Otele valizlerimizi bırakıp doğruca şehre attık kendimizi. Merkeze uzakmış gibi görünse de oteli Via Nazionale’de ayarladık. Termini’ye yürüyerek 5-6 dakika diyebilirim . (Residence Europa) Otelden de caddeden de çok memnun kaldık. Otelin hemen altında şahane bir restoran, karşısında market ve şarap evi, köşede en meşhur kahvecileri Castroni, onun yanında meşhur makyaj mağazaları Kiko ve caddede de aklınıza gelebilecek her mağaza vardı.

Şehir içi ulaşım ve ücretsiz müzeler için Romapass aldık.( Havaalanı ulaşımında geçmiyor) 48 ve 72 saatlik seçenekleri var. 72 saatlik karta kişi başı 38,5 Euro verdik. Karşılığında 2 müzeye giriş ve sınırsız ulaşım var. Bu kartla müzelerde sıra beklemeden güvenlik noktasından giriş yapılabiliyor.

Colosseum, Castel Sant’Angelo and Musei Capitolini Roma Pass’te geçerli yerler.
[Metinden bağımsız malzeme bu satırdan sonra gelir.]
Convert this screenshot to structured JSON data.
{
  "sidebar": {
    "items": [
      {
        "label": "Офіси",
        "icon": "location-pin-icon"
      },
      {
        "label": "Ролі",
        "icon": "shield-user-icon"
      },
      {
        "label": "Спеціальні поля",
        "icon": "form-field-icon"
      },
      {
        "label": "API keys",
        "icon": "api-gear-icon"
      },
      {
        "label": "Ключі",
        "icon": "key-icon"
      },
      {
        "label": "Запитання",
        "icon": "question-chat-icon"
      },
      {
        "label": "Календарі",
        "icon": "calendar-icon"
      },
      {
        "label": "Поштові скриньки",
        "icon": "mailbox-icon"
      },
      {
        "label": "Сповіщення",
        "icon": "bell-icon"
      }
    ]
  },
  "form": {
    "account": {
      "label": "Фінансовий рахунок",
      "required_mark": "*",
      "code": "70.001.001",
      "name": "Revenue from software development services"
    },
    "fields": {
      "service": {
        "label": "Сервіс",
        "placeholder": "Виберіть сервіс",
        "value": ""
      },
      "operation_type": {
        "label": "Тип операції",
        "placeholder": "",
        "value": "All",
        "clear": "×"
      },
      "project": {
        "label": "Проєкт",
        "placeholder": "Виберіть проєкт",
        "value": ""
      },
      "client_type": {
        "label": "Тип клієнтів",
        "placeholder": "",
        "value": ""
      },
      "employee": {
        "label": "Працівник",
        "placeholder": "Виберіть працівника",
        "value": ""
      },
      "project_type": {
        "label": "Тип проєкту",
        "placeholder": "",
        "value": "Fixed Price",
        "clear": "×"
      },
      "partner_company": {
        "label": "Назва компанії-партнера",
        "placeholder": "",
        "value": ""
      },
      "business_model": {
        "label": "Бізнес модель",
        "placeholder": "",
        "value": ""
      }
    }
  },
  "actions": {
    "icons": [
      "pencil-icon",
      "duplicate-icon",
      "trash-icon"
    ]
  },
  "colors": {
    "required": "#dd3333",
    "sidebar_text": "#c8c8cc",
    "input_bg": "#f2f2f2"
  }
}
Vatikan’da geçerli değil.  Yalnız dikkat; Colosseum zaten her ayın ilk Pazar günü ücretsiz. 08:30-19:15 saatleri arası açık.

Forum ve Palantine Hill’i de  Kolezyum biletinizle gezebiliyorsunuz.

Vatikan Pazar günleri kapalı olduğundan Cumartesi günümüzü ayırdık. Neredeyse tüm günü burada geçirebilirsiniz. Biz gittiğimiz zaman kişi başı 16 Euro idi.

Aşağıdaki müzeler zaten kartsız da ücretsiz:

Accademia Nazionale di San Luca, Museo Carlo Bilotti a Villa Borghese, Museo della Repubblica Romana e della memoria garibaldina, Museo delle Mura, Museo di Casal de’ Pazzi, Museo di Scultura Antica Giovanni Barracco, Museo Napoleonico, Museo Pietro Canonica a Villa Borghese, Villa di Massenzio.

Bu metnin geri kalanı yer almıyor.